Oct 29, 2018 07:15 PM

Zurich-Based ABB to Build Shanghai Robotics Plant

An ABB Ltd. robot makes coffee during the Industrial Automation and Robotics Show in Wuhan, Hubei province, on June 5. Photo: IC
An ABB Ltd. robot makes coffee during the Industrial Automation and Robotics Show in Wuhan, Hubei province, on June 5. Photo: IC

While China continues to gobble up robotics firms overseas, a Swedish-Swiss power and automation giant has bucked the trend, deciding to spend $150 million to set up a facility in Shanghai to produce robots for the local market.

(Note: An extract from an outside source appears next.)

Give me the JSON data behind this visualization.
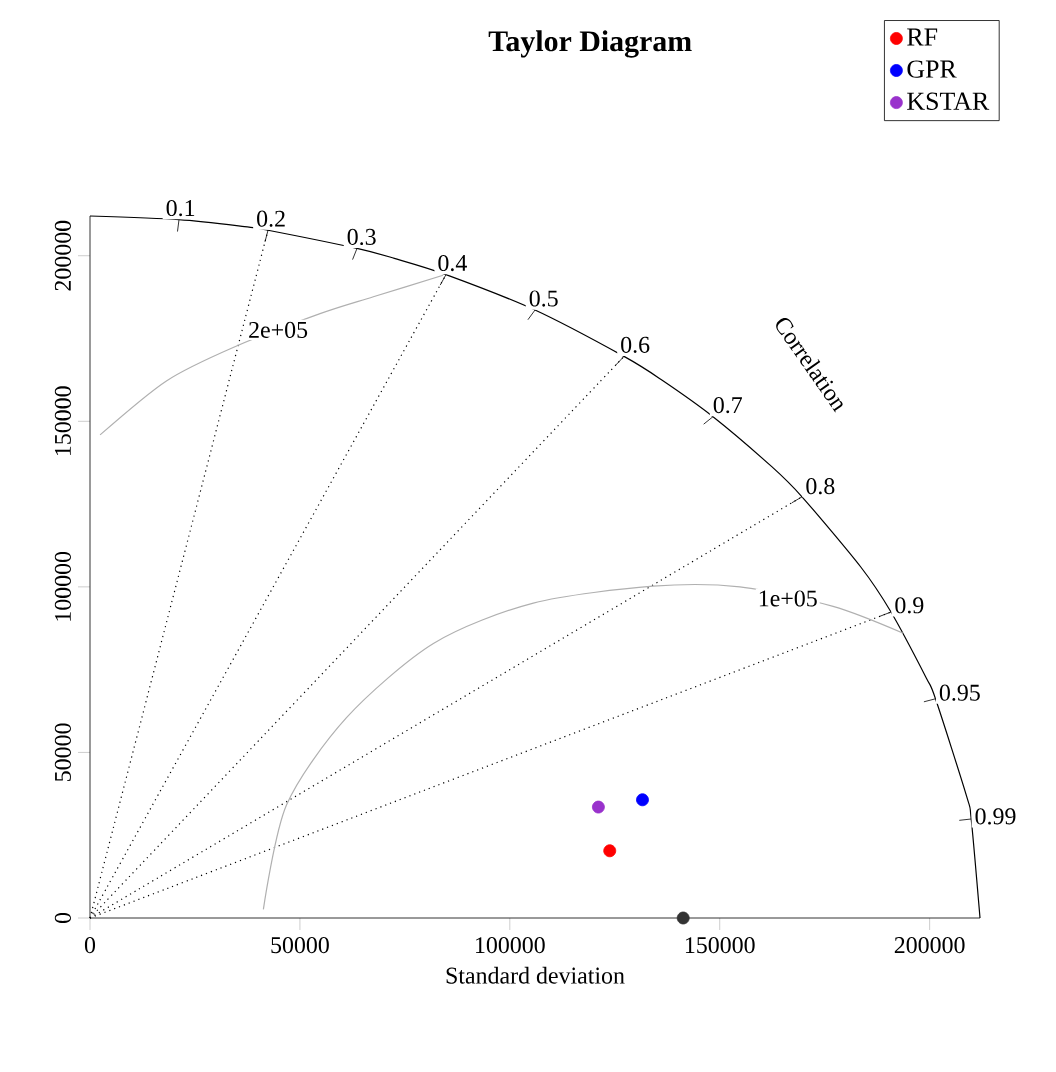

In a statement Saturday, ABB Ltd. said the plant will be its single largest robotics facility in the world, and that production is slated to start by the end of 2020.

The Zurich-based group was ranked 341st in the Fortune Global 500, a list of the world’s largest companies by revenue, on which it has placed for 24 years.

The company’s statement didn’t specify the plant’s production capacity and what kind of robots it will produce. But Bloomberg News cited an interview with CEO Ulrich Spiesshofer in Shanghai on Saturday in which he said the company aims to annually churn out 100,000 robots — from small payload robots to large ones that can lift a car — or about one quarter of its global demand last year.

China has been on a robotics-buying binge in recent years as it looks to take the lead in the field as part of the government’s “Made in China 2025” initiative, its grand plan to upgrade the economy to produce more-advanced technologies. It bought about 137,900 industrial robots in 2017, about as many as the combined purchases from the next four largest buying countries — Japan, South Korea, the U.S. and Germany — according to data from the International Federation of Robotics.

Jiangsu Hagong Intelligent Robot Co. Ltd. last week announced that its board had given it the go-ahead to acquire Germany’s Nimak GmBH and relevant units for $100 million. In 2016, appliance-maker Midea Group Co. Ltd. spent over $5 billion to acquire Kuka AG, Germany’s biggest robotics company.

China’s push into automation is being driven by the need to boost productivity as its population ages, costs rise and economic growth stalls, according to Nathan Chow, a Hong-Kong-based senior economist with DBS Bank.

“An aging population and domination by state enterprises are a recipe for weak productivity growth. … Against this backdrop, automation is key to reviving productivity,” he wrote in a report in April.

ABB said the new Shanghai factory will complement its two other sites, one of which is on its home turf in Västerås, Sweden, and the other in the Detroit, Michigan, suburb of Auburn Hills. The Michigan plant makes ABB the only global robot supplier with a U.S. manufacturing footprint.

The Swedish conglomerate is looking to China, which bought one of every three robots produced worldwide last year, to offset slower demand growth from the Middle East and the U.K. Operations in China have now become its second-largest market, with annual sales at $6 billion, according to Bloomberg News.